Kopenhagen thront erneut an der Weltspitze – Wien muss sich geschlagen geben. Das globale Städteranking 2025 hält einige Überraschungen bereit.
Zum zweiten Mal in Folge belegt Kopenhagen den ersten Platz im Global Liveability Index – und verweist damit Wien erneut auf den zweiten Rang. Der Index wird jährlich von der Economist Intelligence Unit (EIU) erstellt, dem Forschungs- und Analysearm der Economist Group. Grundlage der Erhebung sind Befragungen von Expats – also Menschen, die dauerhaft außerhalb ihres Herkunftslandes leben. Der Global Liveability Index 2025 bewertet insgesamt 173 Städte weltweit anhand von 30 Indikatoren in fünf Kategorien: Stabilität, Gesundheitswesen, Kultur und Umwelt, Bildung und Infrastruktur.
Hinter Kopenhagen und Wien folgen Melbourne auf Platz drei, Genf auf Platz vier sowie Sydney auf Rang fünf. Westeuropa behauptet sich mit einem Durchschnittswert von 91,7 Punkten als lebenswerteste Region der Welt. Die Bewertung erfolgt in den Bereichen Stabilität, Bildung und Infrastruktur – in allen drei Kategorien erzielte Kopenhagen die maximale Punktzahl von jeweils 100.
Asiens Aufstieg
Über mehrere Jahre hinweg hatte Wien die Spitzenposition in diesem Ranking inne, ehe die dänische Hauptstadt die österreichische Bundeshauptstadt 2025 ablöste. Wien belegte in den Jahren 2018, 2019, 2022, 2023 und 2024 jeweils den ersten Platz und wurde 2018 als erste europäische Stadt überhaupt an die Spitze dieses Rankings gesetzt. Den stärksten regionalen Zuwachs verzeichnete Asien mit einem Plus von 0,3 Punkten auf einen Gesamtwert von 73,9. Als Hauptgrund nennt der Economist Fortschritte im Gesundheitswesen chinesischer Städte – sämtliche 19 im Index erfassten Städte Chinas verbesserten sich in dieser Kategorie.

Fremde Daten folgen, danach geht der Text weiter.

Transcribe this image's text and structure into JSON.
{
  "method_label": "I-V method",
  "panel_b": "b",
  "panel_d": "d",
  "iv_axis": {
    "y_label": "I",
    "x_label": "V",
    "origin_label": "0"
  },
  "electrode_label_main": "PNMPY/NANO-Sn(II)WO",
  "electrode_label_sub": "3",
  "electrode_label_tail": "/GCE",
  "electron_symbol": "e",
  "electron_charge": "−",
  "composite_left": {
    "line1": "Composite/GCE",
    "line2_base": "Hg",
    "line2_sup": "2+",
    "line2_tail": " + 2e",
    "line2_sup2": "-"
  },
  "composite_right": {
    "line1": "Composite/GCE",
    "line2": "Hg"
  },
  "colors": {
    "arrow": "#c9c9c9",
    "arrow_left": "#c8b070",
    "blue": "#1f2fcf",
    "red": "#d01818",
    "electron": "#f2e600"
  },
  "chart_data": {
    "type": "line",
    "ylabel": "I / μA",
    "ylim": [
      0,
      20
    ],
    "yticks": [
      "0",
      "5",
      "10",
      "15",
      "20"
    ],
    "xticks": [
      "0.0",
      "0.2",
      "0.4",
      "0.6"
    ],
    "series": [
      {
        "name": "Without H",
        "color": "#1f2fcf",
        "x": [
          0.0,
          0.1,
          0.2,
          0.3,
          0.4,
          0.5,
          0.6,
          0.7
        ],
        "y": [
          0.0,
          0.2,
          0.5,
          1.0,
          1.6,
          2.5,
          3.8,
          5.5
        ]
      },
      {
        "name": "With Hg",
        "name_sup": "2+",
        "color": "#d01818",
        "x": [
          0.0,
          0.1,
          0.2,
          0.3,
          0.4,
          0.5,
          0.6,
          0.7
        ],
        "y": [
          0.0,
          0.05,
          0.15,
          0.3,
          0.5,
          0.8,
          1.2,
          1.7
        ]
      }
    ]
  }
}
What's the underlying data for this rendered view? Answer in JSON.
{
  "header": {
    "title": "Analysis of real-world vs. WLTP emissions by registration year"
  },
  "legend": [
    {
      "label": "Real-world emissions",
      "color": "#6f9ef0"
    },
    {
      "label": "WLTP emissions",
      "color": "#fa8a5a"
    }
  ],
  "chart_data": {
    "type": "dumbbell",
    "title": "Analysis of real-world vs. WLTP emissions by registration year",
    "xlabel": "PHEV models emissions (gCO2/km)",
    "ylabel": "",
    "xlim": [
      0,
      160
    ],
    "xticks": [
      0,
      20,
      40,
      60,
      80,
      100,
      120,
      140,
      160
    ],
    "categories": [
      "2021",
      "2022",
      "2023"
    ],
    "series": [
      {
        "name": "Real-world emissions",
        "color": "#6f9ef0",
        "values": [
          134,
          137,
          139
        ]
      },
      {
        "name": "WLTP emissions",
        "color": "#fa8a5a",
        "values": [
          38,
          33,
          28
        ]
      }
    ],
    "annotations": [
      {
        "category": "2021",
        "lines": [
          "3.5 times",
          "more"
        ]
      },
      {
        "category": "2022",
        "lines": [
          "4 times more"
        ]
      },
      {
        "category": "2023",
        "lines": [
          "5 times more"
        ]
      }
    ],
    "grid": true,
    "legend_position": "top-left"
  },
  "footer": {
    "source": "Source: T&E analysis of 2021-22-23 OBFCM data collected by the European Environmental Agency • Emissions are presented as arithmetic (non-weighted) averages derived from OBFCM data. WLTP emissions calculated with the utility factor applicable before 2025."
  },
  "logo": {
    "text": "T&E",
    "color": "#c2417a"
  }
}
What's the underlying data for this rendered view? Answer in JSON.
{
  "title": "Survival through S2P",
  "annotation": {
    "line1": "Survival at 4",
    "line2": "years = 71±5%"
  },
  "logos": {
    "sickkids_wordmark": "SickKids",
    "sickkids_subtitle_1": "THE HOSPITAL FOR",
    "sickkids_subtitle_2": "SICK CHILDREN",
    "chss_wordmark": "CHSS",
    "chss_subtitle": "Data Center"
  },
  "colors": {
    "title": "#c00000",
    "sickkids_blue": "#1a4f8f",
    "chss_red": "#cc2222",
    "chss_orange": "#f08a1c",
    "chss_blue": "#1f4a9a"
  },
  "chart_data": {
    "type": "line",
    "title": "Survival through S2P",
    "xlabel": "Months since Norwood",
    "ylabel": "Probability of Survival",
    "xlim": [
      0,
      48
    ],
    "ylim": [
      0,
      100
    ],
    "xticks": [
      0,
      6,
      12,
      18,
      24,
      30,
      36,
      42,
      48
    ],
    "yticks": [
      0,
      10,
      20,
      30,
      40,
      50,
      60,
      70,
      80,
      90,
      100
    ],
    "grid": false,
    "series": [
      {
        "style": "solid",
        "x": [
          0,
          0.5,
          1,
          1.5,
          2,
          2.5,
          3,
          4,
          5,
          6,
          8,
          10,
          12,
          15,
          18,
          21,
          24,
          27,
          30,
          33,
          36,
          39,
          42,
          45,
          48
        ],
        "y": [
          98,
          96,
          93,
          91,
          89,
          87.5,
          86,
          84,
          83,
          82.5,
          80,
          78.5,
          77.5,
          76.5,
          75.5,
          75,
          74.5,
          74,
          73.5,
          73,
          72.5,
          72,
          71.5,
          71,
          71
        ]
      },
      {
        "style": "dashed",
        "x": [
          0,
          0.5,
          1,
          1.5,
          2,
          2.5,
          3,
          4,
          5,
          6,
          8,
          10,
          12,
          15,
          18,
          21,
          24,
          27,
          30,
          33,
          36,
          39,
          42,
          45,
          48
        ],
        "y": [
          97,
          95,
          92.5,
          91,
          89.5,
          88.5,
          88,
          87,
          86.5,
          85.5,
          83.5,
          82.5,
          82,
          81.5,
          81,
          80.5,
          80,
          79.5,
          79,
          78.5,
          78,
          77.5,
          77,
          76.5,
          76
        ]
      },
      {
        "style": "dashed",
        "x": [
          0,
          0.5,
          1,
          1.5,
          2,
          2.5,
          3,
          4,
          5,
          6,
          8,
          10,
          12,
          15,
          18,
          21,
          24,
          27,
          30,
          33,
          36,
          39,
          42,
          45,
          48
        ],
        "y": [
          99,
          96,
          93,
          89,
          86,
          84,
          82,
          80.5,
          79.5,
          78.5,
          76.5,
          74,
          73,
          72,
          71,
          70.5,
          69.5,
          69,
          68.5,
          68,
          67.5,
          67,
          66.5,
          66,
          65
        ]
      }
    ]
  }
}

New York kletterte um drei Plätze auf Rang 66 und gehört mit einem Zuwachs von 1,2 Punkten zu den größten Aufsteigern des gesamten Rankings. Laut Economist ist diese Entwicklung auf rückläufige Kriminalitätszahlen und ein gesunkenes Terrorrisiko zurückzuführen.
Nahost unter Druck
Einen gegenläufigen Effekt auf das Gesamtranking hatte die angespannte Sicherheitslage im Nahen Osten. Der Krieg gegen den Iran habe die Stabilitätswerte in der gesamten Region gedrückt. Städte in Nahost und Nordafrika verloren im Schnitt mehr als drei Plätze.
Maskat büßte 14 Ränge ein und liegt nun auf Platz 123, Kuwait-Stadt fiel um zwölf Positionen auf Rang 105. Das Schlusslicht des Rankings bilden nach wie vor Städte, die von Krieg oder extremer Armut geprägt sind. Damaskus bleibt trotz einer verbesserten Gesundheitsversorgung seit dem Machtwechsel in Syrien Ende 2024 das letzte der Rangliste.
Teheran rutschte kriegsbedingt auf Rang 164 ab und zählt damit zu den zehn am schlechtesten bewerteten Städten weltweit, Kiew fiel auf Platz 166 zurück.